Sort the tables in the order of FK references?

Question

How to sort a list of tables in the order of FK dependency with the least depended tables on top?

For example, table A has a FK references B, which has FK references C. The result should be

    C
    B
    A

select * from sys.tables order by .....?

Answer 1

In general case you can have multiple graphs of dependencies with loops. I would not try to do it in SQL. It is a rather difficult problem.

1) Extract all pairs of parent - child tables from sys.tables and make a simple long list of all dependencies.

2) Use something like "dot" from http://www.graphviz.org/ to process these pairs and generate a graph.

I personally use this approach to visualize graph of dependencies between salespeople that are stored in my database.

Out of curiosity I did it for all foreign keys in my database. Each node here is a table.

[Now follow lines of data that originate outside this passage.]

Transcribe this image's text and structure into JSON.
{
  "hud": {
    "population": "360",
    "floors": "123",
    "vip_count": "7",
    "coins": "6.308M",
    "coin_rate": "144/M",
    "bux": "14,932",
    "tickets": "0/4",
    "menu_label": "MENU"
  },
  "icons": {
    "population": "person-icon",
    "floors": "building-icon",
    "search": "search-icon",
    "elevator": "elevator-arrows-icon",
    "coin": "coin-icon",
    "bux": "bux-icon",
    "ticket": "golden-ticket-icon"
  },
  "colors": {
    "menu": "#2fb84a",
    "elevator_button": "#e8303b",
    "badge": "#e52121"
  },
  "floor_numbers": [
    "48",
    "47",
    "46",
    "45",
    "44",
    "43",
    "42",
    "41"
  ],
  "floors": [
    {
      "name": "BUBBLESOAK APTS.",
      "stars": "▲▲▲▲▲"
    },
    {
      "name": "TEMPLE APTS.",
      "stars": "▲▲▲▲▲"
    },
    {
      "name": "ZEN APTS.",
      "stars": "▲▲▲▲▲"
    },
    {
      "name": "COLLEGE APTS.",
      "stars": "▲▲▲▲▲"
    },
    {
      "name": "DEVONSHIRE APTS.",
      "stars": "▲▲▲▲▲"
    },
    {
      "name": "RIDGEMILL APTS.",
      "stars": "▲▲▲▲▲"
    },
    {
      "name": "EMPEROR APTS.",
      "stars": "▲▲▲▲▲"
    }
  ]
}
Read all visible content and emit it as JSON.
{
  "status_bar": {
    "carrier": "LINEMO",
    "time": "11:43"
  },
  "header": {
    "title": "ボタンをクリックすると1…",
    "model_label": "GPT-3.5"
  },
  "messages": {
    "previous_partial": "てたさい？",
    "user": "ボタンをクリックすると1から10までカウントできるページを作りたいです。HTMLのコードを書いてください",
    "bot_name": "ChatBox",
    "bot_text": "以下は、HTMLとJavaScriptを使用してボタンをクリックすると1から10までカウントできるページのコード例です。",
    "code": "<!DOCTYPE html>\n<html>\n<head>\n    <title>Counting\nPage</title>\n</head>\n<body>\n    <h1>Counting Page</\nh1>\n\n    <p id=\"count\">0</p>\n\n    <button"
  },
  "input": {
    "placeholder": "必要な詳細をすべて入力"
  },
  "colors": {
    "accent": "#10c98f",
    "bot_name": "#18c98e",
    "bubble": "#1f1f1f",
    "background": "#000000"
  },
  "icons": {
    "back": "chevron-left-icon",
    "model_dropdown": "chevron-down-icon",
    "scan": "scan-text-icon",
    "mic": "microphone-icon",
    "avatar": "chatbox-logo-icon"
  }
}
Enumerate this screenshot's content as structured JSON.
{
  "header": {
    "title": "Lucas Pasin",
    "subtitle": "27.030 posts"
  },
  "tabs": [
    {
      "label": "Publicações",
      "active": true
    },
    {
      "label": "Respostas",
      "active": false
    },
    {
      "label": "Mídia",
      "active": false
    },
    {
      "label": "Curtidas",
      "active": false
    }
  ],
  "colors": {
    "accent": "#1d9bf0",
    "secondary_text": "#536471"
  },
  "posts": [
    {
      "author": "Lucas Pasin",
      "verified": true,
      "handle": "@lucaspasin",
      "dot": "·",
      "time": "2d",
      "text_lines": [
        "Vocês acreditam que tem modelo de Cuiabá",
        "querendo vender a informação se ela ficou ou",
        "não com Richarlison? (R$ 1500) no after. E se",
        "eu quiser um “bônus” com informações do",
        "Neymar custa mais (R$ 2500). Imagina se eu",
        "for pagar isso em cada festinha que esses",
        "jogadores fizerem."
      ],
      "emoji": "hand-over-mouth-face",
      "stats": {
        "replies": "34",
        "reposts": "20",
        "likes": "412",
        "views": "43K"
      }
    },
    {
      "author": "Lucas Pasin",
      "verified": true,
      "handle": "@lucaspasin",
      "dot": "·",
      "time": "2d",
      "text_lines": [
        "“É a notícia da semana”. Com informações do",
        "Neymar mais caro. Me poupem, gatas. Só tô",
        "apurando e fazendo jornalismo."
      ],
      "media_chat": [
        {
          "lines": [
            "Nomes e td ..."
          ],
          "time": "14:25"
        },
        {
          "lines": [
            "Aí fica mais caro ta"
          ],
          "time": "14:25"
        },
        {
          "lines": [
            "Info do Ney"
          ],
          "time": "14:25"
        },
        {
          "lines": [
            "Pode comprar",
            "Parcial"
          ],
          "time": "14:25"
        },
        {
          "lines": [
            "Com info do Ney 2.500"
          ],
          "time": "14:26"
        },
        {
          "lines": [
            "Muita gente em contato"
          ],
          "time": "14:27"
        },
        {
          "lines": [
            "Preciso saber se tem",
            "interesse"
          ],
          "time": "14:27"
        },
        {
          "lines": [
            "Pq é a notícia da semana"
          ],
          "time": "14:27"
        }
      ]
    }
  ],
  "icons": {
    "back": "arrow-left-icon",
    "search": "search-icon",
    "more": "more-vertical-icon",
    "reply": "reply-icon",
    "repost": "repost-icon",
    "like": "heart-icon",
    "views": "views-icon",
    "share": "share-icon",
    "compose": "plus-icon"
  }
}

You can't see all details on this screenshot, but it is enough to get the idea. I can now easily find tables that are at the top and bottom of the dependency chain (they are in the left-most and right-most columns on the graph).

I used this query:

select 
    '"'+ParentTables.name+'" -> "'+ReferencedTables.name+'";' AS dot
from
    sys.foreign_keys
    inner join sys.tables AS ParentTables ON ParentTables.object_id = sys.foreign_keys.parent_object_id
    inner join sys.tables AS ReferencedTables ON ReferencedTables.object_id = sys.foreign_keys.referenced_object_id

Put results in a text file keys.txt, first line of the text file is:

digraph G { rankdir=LR

last line of the text file is

}

Command line to generate the graph:

"C:\Program Files (x86)\Graphviz2.38\bin\dot.exe" -okeys_graph_20150117.png -Tpng keys.txt

Answer 2

Try this...

select a.Name
from sys.tables a
    LEFT JOIN sys.foreign_keys b ON a.object_id = b.parent_object_id
GROUP BY a.Name
ORDER BY COUNT(DISTINCT b.name) ASC